Dimanche 8  avril : Orientation dans la tempête de neige


La météo est exécrable. Le vent ne faiblit pas de la journée emportant plus loin à l'horizontale, des flocons  laminés par le souffle. Le matin, personne ne part. Tous se pose la question « la course va-t-elle avoir lieu ? » . Même les plus aguerris n'osent pas sortir. Vers 13h, des secouristes du PGHM partent dans la tourmente.
Soixante centimètres de neige tomberons dans cette journée.
Certains voudraient rentrés, peu confiants dans la suite des opérations, compte tenu de la météo; d'autres, les plus nombreux,  veulent profiter de la montagne, de ces moments incomparables à d'autres situations, sinon en bateau, où le temps n'a plus la même échelle, où la vie sur notre bonne vielle Terre n'est plus celle de tous les jours, là-bas en plaine.
Avant les élections présidentielles, nous votons. Nous restons là, dans se creuset de froidure, de vent, de neige, de brouillard. Nous décidons de profiter de l'aubaine de cette tempête pour faire un peu de cartographie-orientation, pas à coté du feu c'est pas drôle, mais en sortant dehors avec  pour objectif une croix repérée sur la carte, un peu plus loin du Col de la Vanoise.
Éric prend en charge le groupe, la carte, la boussole.
Le GPS est dans la poche mais enclenché au cas où ! Ce n'est pas utile de se faire remarquer en se perdant sous prétexte que le refuge est rempli de secouristes professionnels.
L'exercice est excellent, le lieu et le temps s'y prête à merveille. C'est l'occasion de viser et réviser les techniques de déplacement sans visibilité:
jalonnement avec contre-visée: une personne reste sur place, le groupe s'éloigne à la limite de la disparition dans le brouillard (soit 30 mètres ce-jour là), puis en se retournant on vise la personne en se déplaçant pour ajuster l'azimut au mieux. La méthode est efficace, nous avançons sereinement dans le néant.
recherche (d'un maximum) de points de repère
confrontation de la carte avec la terrain
déploiement en tirailleur (avancer de front carté de 10-20 mètres selon la visibilité.
Une consigne vitale: rester grouper.
Et pourtant...
Nous ne trouverons pas la (2ème) croix ! Nous en serions passé à 21 mètres d'après le GPS ?
Est-elle toujours là ? Est-elle à Rome ?
Mystère. Comme quoi dans le brouollard !
Dans ce désert d'hiver, nous avons vu un lièvre variable et deux lagopèdes (ou perdrix des neiges) !!!
Ces oiseaux typiques de la montagne, changent de livrée 3 fois par an pour se confondre avec le décor.: difficile de les voir sur la neige surtout avec le brouillard d'aujourd'hui.
Ne pas effrayé les lagopèdes (et les autres animaux) car sa seule défense est de s'envoler (après s'être tapis) d'une crête à l'autre, gaspillant une part très importante de ses réserves pour l'hiver. Un seul vol peut représenter 50% de ces réserves, réduisant d'autant leur espérance de vie...
Retour au refuge. Vins chauds.
Gilles et Jean-Pierre arrivent, le vent se calme, les nuages se désagrègent, la Réchasse se dévoile.

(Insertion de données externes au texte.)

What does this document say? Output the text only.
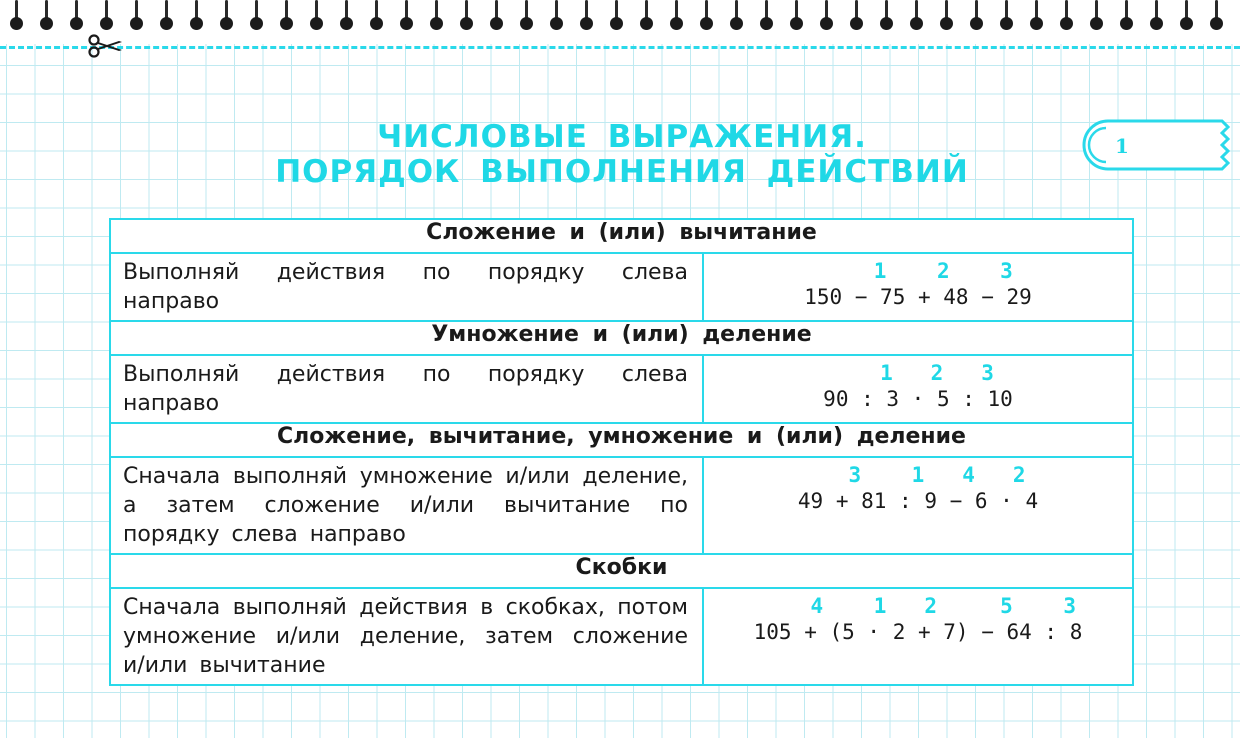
ЧИСЛОВЫЕ ВЫРАЖЕНИЯ.
ПОРЯДОК ВЫПОЛНЕНИЯ ДЕЙСТВИЙ
1
Сложение и (или) вычитание	
Выполняй действия по порядку слева направо	1    2    3
150 − 75 + 48 − 29

Умножение и (или) деление	
Выполняй действия по порядку слева направо	1   2   3
90 : 3 · 5 : 10

Сложение, вычитание, умножение и (или) деление	
Сначала выполняй умножение и/или деление, а затем сложение и/или вычитание по порядку слева направо	3    1   4   2
49 + 81 : 9 − 6 · 4

Скобки	
Сначала выполняй действия в скобках, потом умножение и/или деление, затем сложение и/или вычитание	4    1   2     5    3
105 + (5 · 2 + 7) − 64 : 8
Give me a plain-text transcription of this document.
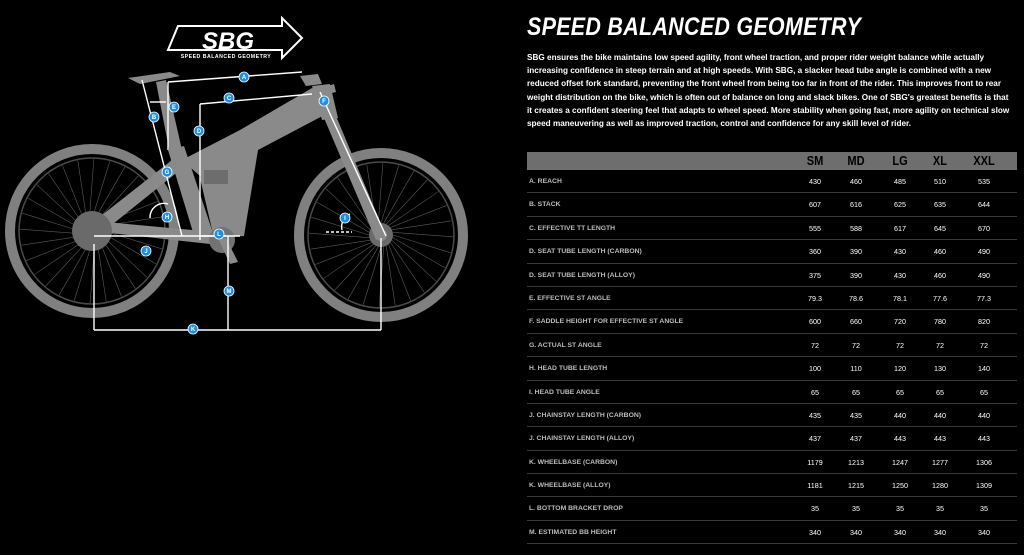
SBG
SPEED BALANCED GEOMETRY
A
B
C
D
E
F
G
H	I
J
K
L
M
SPEED BALANCED GEOMETRY

SBG ensures the bike maintains low speed agility, front wheel traction, and proper rider weight balance while actually increasing confidence in steep terrain and at high speeds. With SBG, a slacker head tube angle is combined with a new reduced offset fork standard, preventing the front wheel from being too far in front of the rider. This improves front to rear weight distribution on the bike, which is often out of balance on long and slack bikes. One of SBG's greatest benefits is that it creates a confident steering feel that adapts to wheel speed. More stability when going fast, more agility on technical slow speed maneuvering as well as improved traction, control and confidence for any skill level of rider.

SM	MD	LG	XL	XXL
A. REACH	430	460	485	510	535
B. STACK	607	616	625	635	644
C. EFFECTIVE TT LENGTH	555	588	617	645	670
D. SEAT TUBE LENGTH (CARBON)	360	390	430	460	490
D. SEAT TUBE LENGTH (ALLOY)	375	390	430	460	490
E. EFFECTIVE ST ANGLE	79.3	78.6	78.1	77.6	77.3
F. SADDLE HEIGHT FOR EFFECTIVE ST ANGLE	600	660	720	780	820
G. ACTUAL ST ANGLE	72	72	72	72	72
H. HEAD TUBE LENGTH	100	110	120	130	140
I. HEAD TUBE ANGLE	65	65	65	65	65
J. CHAINSTAY LENGTH (CARBON)	435	435	440	440	440
J. CHAINSTAY LENGTH (ALLOY)	437	437	443	443	443
K. WHEELBASE (CARBON)	1179	1213	1247	1277	1306
K. WHEELBASE (ALLOY)	1181	1215	1250	1280	1309
L. BOTTOM BRACKET DROP	35	35	35	35	35
M. ESTIMATED BB HEIGHT	340	340	340	340	340
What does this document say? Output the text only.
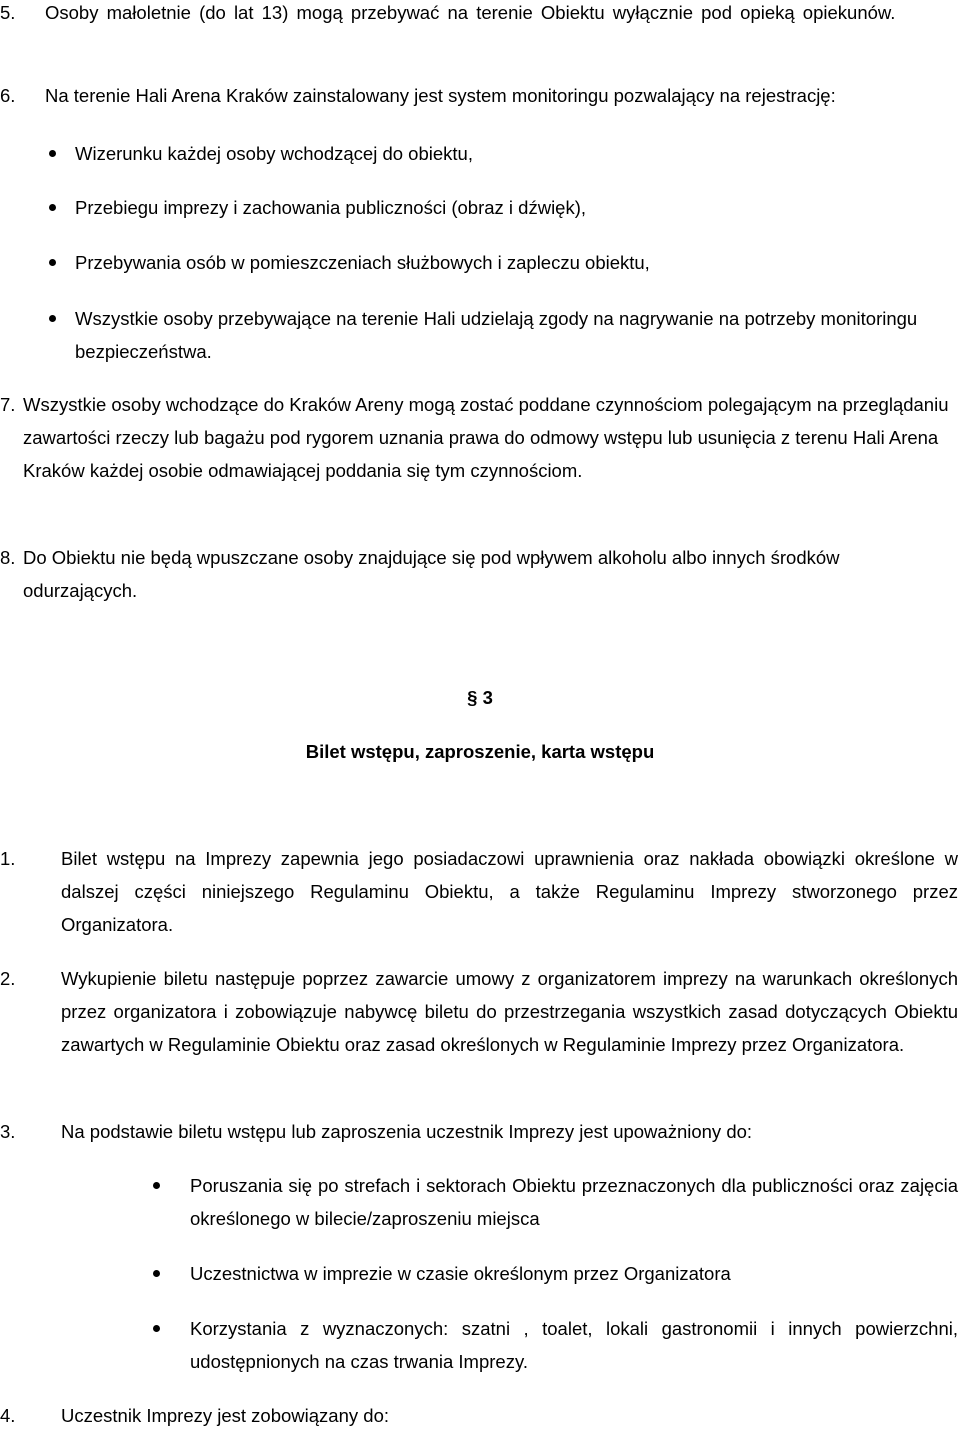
5. Osoby małoletnie (do lat 13) mogą przebywać na terenie Obiektu wyłącznie pod opieką opiekunów.
6. Na terenie Hali Arena Kraków zainstalowany jest system monitoringu pozwalający na rejestrację:
Wizerunku każdej osoby wchodzącej do obiektu,
Przebiegu imprezy i zachowania publiczności (obraz i dźwięk),
Przebywania osób w pomieszczeniach służbowych i zapleczu obiektu,
Wszystkie osoby przebywające na terenie Hali udzielają zgody na nagrywanie na potrzeby monitoringu bezpieczeństwa.
7. Wszystkie osoby wchodzące do Kraków Areny mogą zostać poddane czynnościom polegającym na przeglądaniu zawartości rzeczy lub bagażu pod rygorem uznania prawa do odmowy wstępu lub usunięcia z terenu Hali Arena Kraków każdej osobie odmawiającej poddania się tym czynnościom.
8. Do Obiektu nie będą wpuszczane osoby znajdujące się pod wpływem alkoholu albo innych środków odurzających.
§ 3
Bilet wstępu, zaproszenie, karta wstępu
1. Bilet wstępu na Imprezy zapewnia jego posiadaczowi uprawnienia oraz nakłada obowiązki określone w dalszej części niniejszego Regulaminu Obiektu, a także Regulaminu Imprezy stworzonego przez Organizatora.
2. Wykupienie biletu następuje poprzez zawarcie umowy z organizatorem imprezy na warunkach określonych przez organizatora i zobowiązuje nabywcę biletu do przestrzegania wszystkich zasad dotyczących Obiektu zawartych w Regulaminie Obiektu oraz zasad określonych w Regulaminie Imprezy przez Organizatora.
3. Na podstawie biletu wstępu lub zaproszenia uczestnik Imprezy jest upoważniony do:
Poruszania się po strefach i sektorach Obiektu przeznaczonych dla publiczności oraz zajęcia określonego w bilecie/zaproszeniu miejsca
Uczestnictwa w imprezie w czasie określonym przez Organizatora
Korzystania z wyznaczonych: szatni , toalet, lokali gastronomii i innych powierzchni, udostępnionych na czas trwania Imprezy.
4. Uczestnik Imprezy jest zobowiązany do:
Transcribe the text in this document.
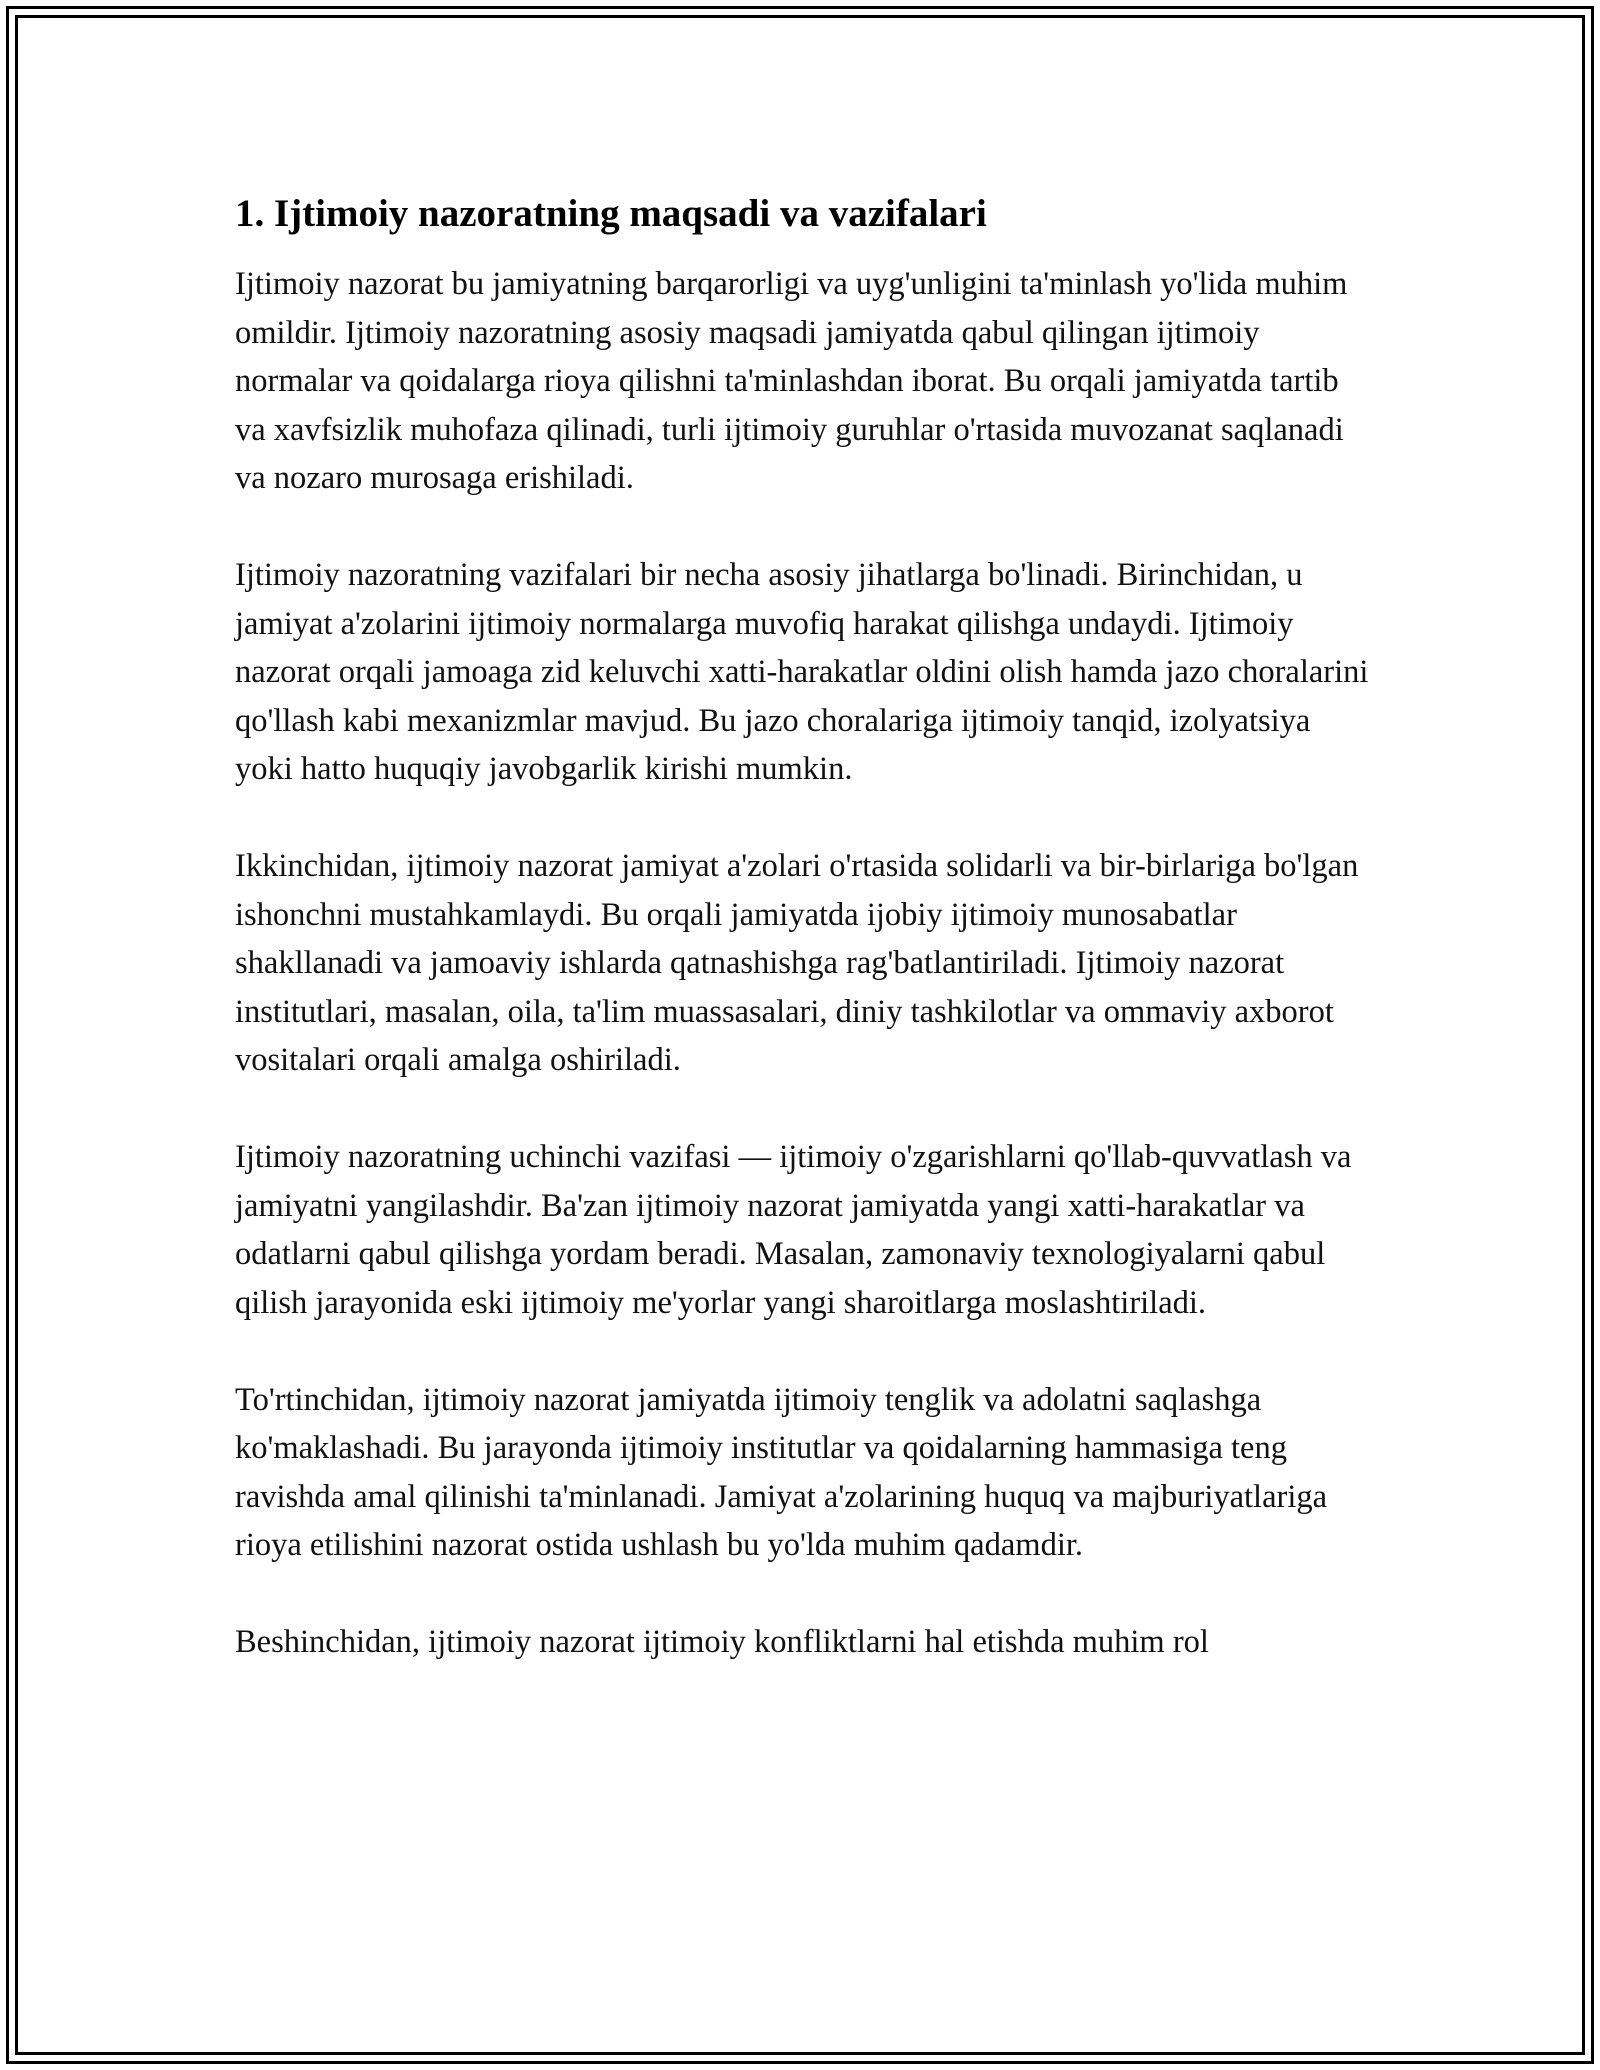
1. Ijtimoiy nazoratning maqsadi va vazifalari

Ijtimoiy nazorat bu jamiyatning barqarorligi va uyg'unligini ta'minlash yo'lida muhim omildir. Ijtimoiy nazoratning asosiy maqsadi jamiyatda qabul qilingan ijtimoiy normalar va qoidalarga rioya qilishni ta'minlashdan iborat. Bu orqali jamiyatda tartib va xavfsizlik muhofaza qilinadi, turli ijtimoiy guruhlar o'rtasida muvozanat saqlanadi va nozaro murosaga erishiladi.

Ijtimoiy nazoratning vazifalari bir necha asosiy jihatlarga bo'linadi. Birinchidan, u jamiyat a'zolarini ijtimoiy normalarga muvofiq harakat qilishga undaydi. Ijtimoiy nazorat orqali jamoaga zid keluvchi xatti-harakatlar oldini olish hamda jazo choralarini qo'llash kabi mexanizmlar mavjud. Bu jazo choralariga ijtimoiy tanqid, izolyatsiya yoki hatto huquqiy javobgarlik kirishi mumkin.

Ikkinchidan, ijtimoiy nazorat jamiyat a'zolari o'rtasida solidarli va bir-birlariga bo'lgan ishonchni mustahkamlaydi. Bu orqali jamiyatda ijobiy ijtimoiy munosabatlar shakllanadi va jamoaviy ishlarda qatnashishga rag'batlantiriladi. Ijtimoiy nazorat institutlari, masalan, oila, ta'lim muassasalari, diniy tashkilotlar va ommaviy axborot vositalari orqali amalga oshiriladi.

Ijtimoiy nazoratning uchinchi vazifasi — ijtimoiy o'zgarishlarni qo'llab-quvvatlash va jamiyatni yangilashdir. Ba'zan ijtimoiy nazorat jamiyatda yangi xatti-harakatlar va odatlarni qabul qilishga yordam beradi. Masalan, zamonaviy texnologiyalarni qabul qilish jarayonida eski ijtimoiy me'yorlar yangi sharoitlarga moslashtiriladi.

To'rtinchidan, ijtimoiy nazorat jamiyatda ijtimoiy tenglik va adolatni saqlashga ko'maklashadi. Bu jarayonda ijtimoiy institutlar va qoidalarning hammasiga teng ravishda amal qilinishi ta'minlanadi. Jamiyat a'zolarining huquq va majburiyatlariga rioya etilishini nazorat ostida ushlash bu yo'lda muhim qadamdir.

Beshinchidan, ijtimoiy nazorat ijtimoiy konfliktlarni hal etishda muhim rol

Lundi 9 avril : Le grand jour


600m de dénivelée positive / 1600 m de descente / 8 h / 13,5km
Lever du jour limpide.Gilles et Jean-Pierre vont skier la Grande-Casse (3855m).
Les raquettistes partent pour le Col de la Grande Casse (3091m).
30cm de neige fraiche au refuge.
Du refuge, nous surplombons le Lac Long, au nord de l'Aiguille de la Vanoise.
Nous tirons droit dans la pente du Seuil de l'Ouille. Inclinée à 30°, l'état de la neige ne m'inspire pas confiance. Les accumulations alternent avec des passages glacés. Nous empruntons une pente raide de caillasses instables mais pas sujette au déclenchement de plaques.
L'expérience du cramponnage en pente raide et mixte commence pour Julien. 150 mètres plus haut, c'est une crête qu'il faut longer pour arriver sur une pente douce. Ouf ! Le problème, c'est la neige.
Il faut faire la trace dans 40 à 60 cm de neige fraiche qui enfonce jusqu'au genou  à chaque pas : c'est épuisant. Le glacier de la Grande Casse est  bien recouvert, c'est déjà ça de gagné. Un couple de skieurs de randonnée nous rattrapent suivant nos traces. La coopération s'organise en prenant à tour de rôle le relais pour faire la trace. Le soleil remplit le vallon.
En bas du petit mur d'arrivée, nous nous encordons pendant que les deux skieurs rayent le cône, la corniche du col les surplombant..
Derrière eux il faut refaire la trace les raquettes portant nettement  moins que les skis. La neige monte encore en-dessous du genou. Le col arrive avec la satisfaction du but atteint.
Nous remercions vivement monsieur et madame qui nous ont bien aidés et finis le travail du passage.
La vue sur la face Nord  dela Grande Casse est saisissante, tout en glace et en séracs agressifs. Le « Couloir des Italiens » paraît impossible à franchir. Pourtant certains le font à pied ou à skis !
Le temps de manger le pic-nic, 15, 20, 30 personnes arrivent, certains remerciant aussi les premiers, fiers et satisfaits de leur exploit.
Il est grand temps de redescendre. La neige s'amollit encore. Les avalanches coulent régulièrement des pentes sud, à notre droite.
Un petit détour par la moraine droite du glacier, sous le col des Schistes et la Séchette, nous donne l'occasion d'une descente en poudreuse de premier ordre.
Le fameux Lac des Vaches est invisible sous la neige. Le fatigue se fait sentir, mais l'odeur de la bière des Barmettes redonne de l'allant.
Descente finale par les pistes de ski, bruyantes à cette heure (17h) car l'usine à ski de piste est en pleine action, encombrée de dameuse remontant la neige sur les cailloux et la terre.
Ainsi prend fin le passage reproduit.